The design methodology proposes a novel light- weight parametric optimization of shape memory parts taking into account both shapes of the design (programmed and original shapes). This tool, which was implemented in a commercial 3D CAD and FEA software, can be effectively used to optimize the weight and consequentially reduce material and manufacturing costs, but yet ensuring that the minimal mechanical requirements is maintained for both states of the shape memory part (programmed and original shapes). Through the use of this algorithm, users will be able to optimize a design that has different shapes with different boundary conditions and requirements to fulfill the mechanical requirements needed in both instances. This approach of optimization was developed further by automating the work flow which would encourage and promoted the uptake of 4D printing.

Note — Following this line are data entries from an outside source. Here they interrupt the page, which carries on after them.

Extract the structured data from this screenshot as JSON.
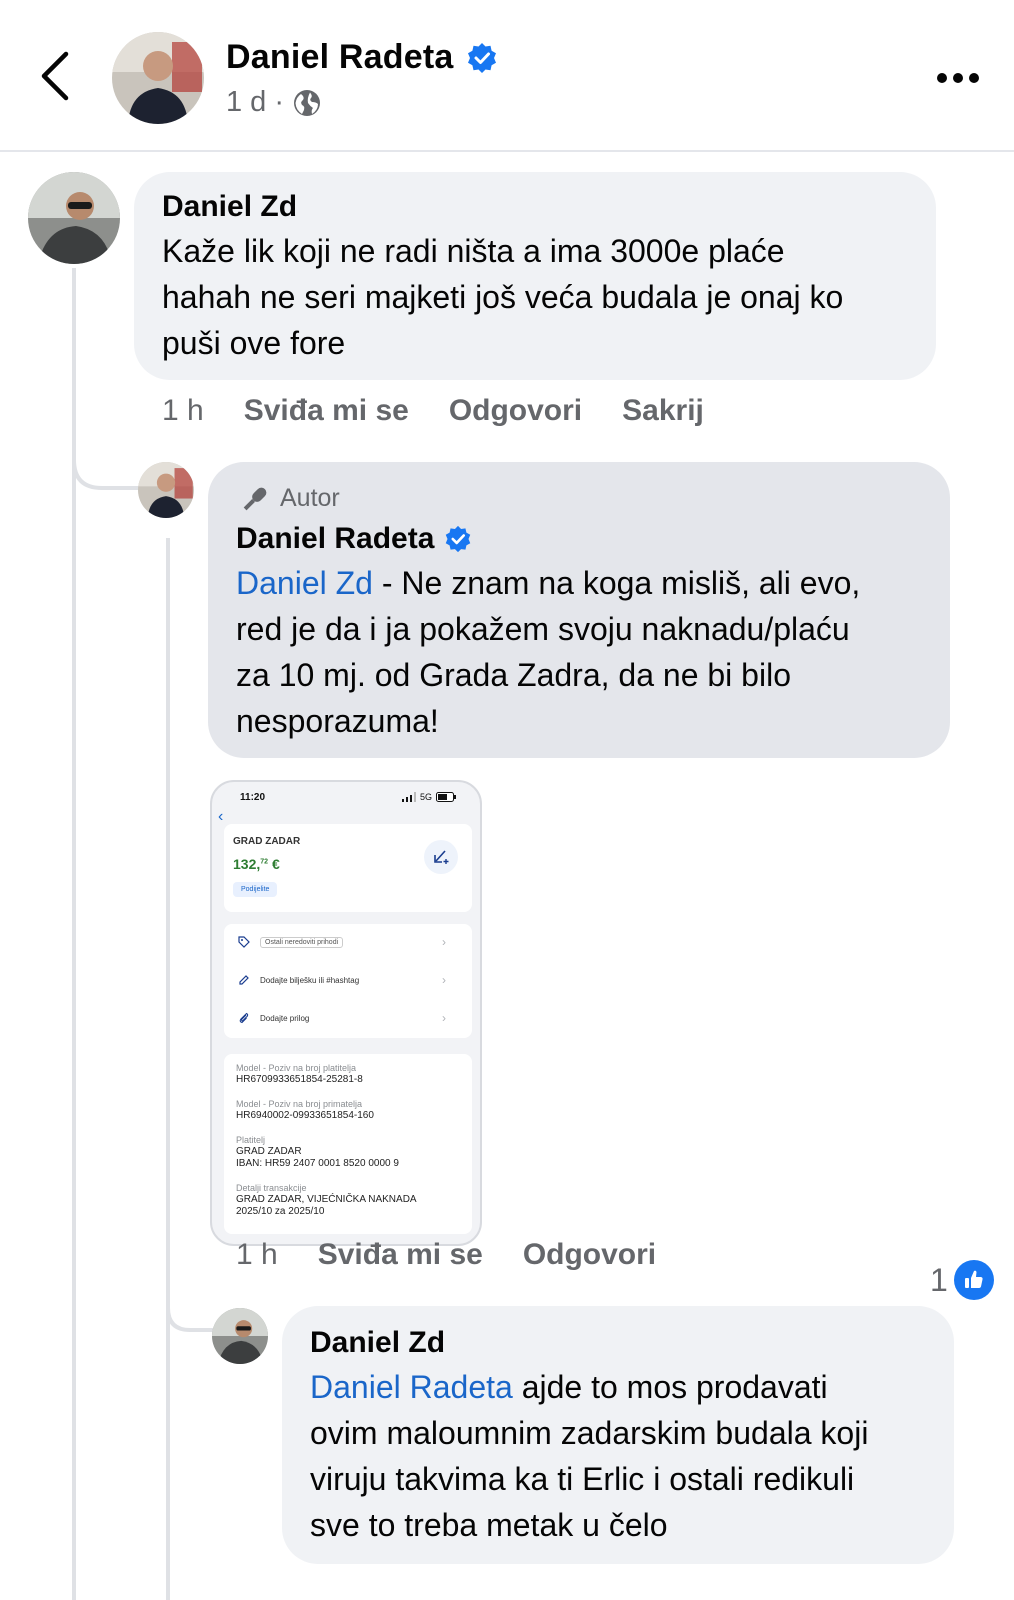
{
  "header": {
    "name": "Daniel Radeta",
    "time": "1 d",
    "separator": "·",
    "icons": [
      "back-chevron-icon",
      "verified-icon",
      "globe-icon",
      "more-icon"
    ]
  },
  "comment1": {
    "author": "Daniel Zd",
    "text_lines": [
      "Kaže lik koji ne radi ništa a ima 3000e plaće",
      "hahah ne seri majketi još veća budala je onaj ko",
      "puši ove fore"
    ],
    "time": "1 h",
    "like": "Sviđa mi se",
    "reply": "Odgovori",
    "hide": "Sakrij"
  },
  "reply1": {
    "tag": "Autor",
    "author": "Daniel Radeta",
    "mention": "Daniel Zd",
    "first_line_rest": " - Ne znam na koga misliš, ali evo,",
    "text_lines": [
      "red je da i ja pokažem svoju naknadu/plaću",
      "za 10 mj. od Grada Zadra, da ne bi bilo",
      "nesporazuma!"
    ],
    "time": "1 h",
    "like": "Sviđa mi se",
    "reply": "Odgovori",
    "like_count": "1",
    "attachment": {
      "status_time": "11:20",
      "network": "5G",
      "payer_title": "GRAD ZADAR",
      "amount_main": "132,",
      "amount_cents": "72",
      "currency": "€",
      "share_button": "Podijelite",
      "category": "Ostali neredoviti prihodi",
      "note_placeholder": "Dodajte bilješku ili #hashtag",
      "attach_label": "Dodajte prilog",
      "payer_ref_label": "Model - Poziv na broj platitelja",
      "payer_ref": "HR6709933651854-25281-8",
      "recipient_ref_label": "Model - Poziv na broj primatelja",
      "recipient_ref": "HR6940002-09933651854-160",
      "payer_label": "Platitelj",
      "payer_name": "GRAD ZADAR",
      "iban": "IBAN: HR59 2407 0001 8520 0000 9",
      "details_label": "Detalji transakcije",
      "details_line1": "GRAD ZADAR, VIJEĆNIČKA NAKNADA",
      "details_line2": "2025/10 za 2025/10"
    }
  },
  "reply2": {
    "author": "Daniel Zd",
    "mention": "Daniel Radeta",
    "first_line_rest": " ajde to mos prodavati",
    "text_lines": [
      "ovim maloumnim zadarskim budala koji",
      "viruju takvima ka ti Erlic i ostali redikuli",
      "sve to treba metak u čelo"
    ]
  },
  "colors": {
    "bubble": "#f0f2f5",
    "author_bubble": "#e4e6eb",
    "mention": "#1a66c9",
    "verified": "#1877f2",
    "secondary_text": "#65676b"
  }
}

While this paper focuses on 2 different configurations, the algorithm is capable of handling many more configurations as desired. This tool can be very powerful to model several situations involved in the shape recovery. For example, a third configuration could be defined with an appropriate configuration and associated Finite Element Analysis conducted to examine whether the part is able to recover under certain boundary conditions. Therefore, this optimization algorithm optimizes the design variables according to the mechanical requirements needed in the programmed and original shapes, and also optimizes the design variables to achieve the shape recovery force needed during the recovery process. If the recovery process is to be analyzed in detail, it can be discretized in different steps related to different configurations, each of which represents a different situation/shape during the recovery. On the other hand, some shape memory materials can retain 3 different shapes and a third configuration could also be very useful. Further research will be carried out to investigate more complex geometries and bending methods. In the case of very complex 4D products, the computer processing time may be too high. As multi-core CPUs and GPUs become more available with higher performance and lower cost, this methodology could be accelerated [2, 11, 43]. Although SolidWorks was used due to the availability of the flex feature and the configurations module, more advanced FEA software such as Abaqus could also be investigated to allow the simulation of more complex parts and include acceleration techniques.
This proposed methodology can be applied in many different sectors such as medical, automotive, toy, furniture, interior design, textile or telecommunications. The capabilities of 4D printing combined with this methodology have the potential to become useful in areas of high-value engineering [36].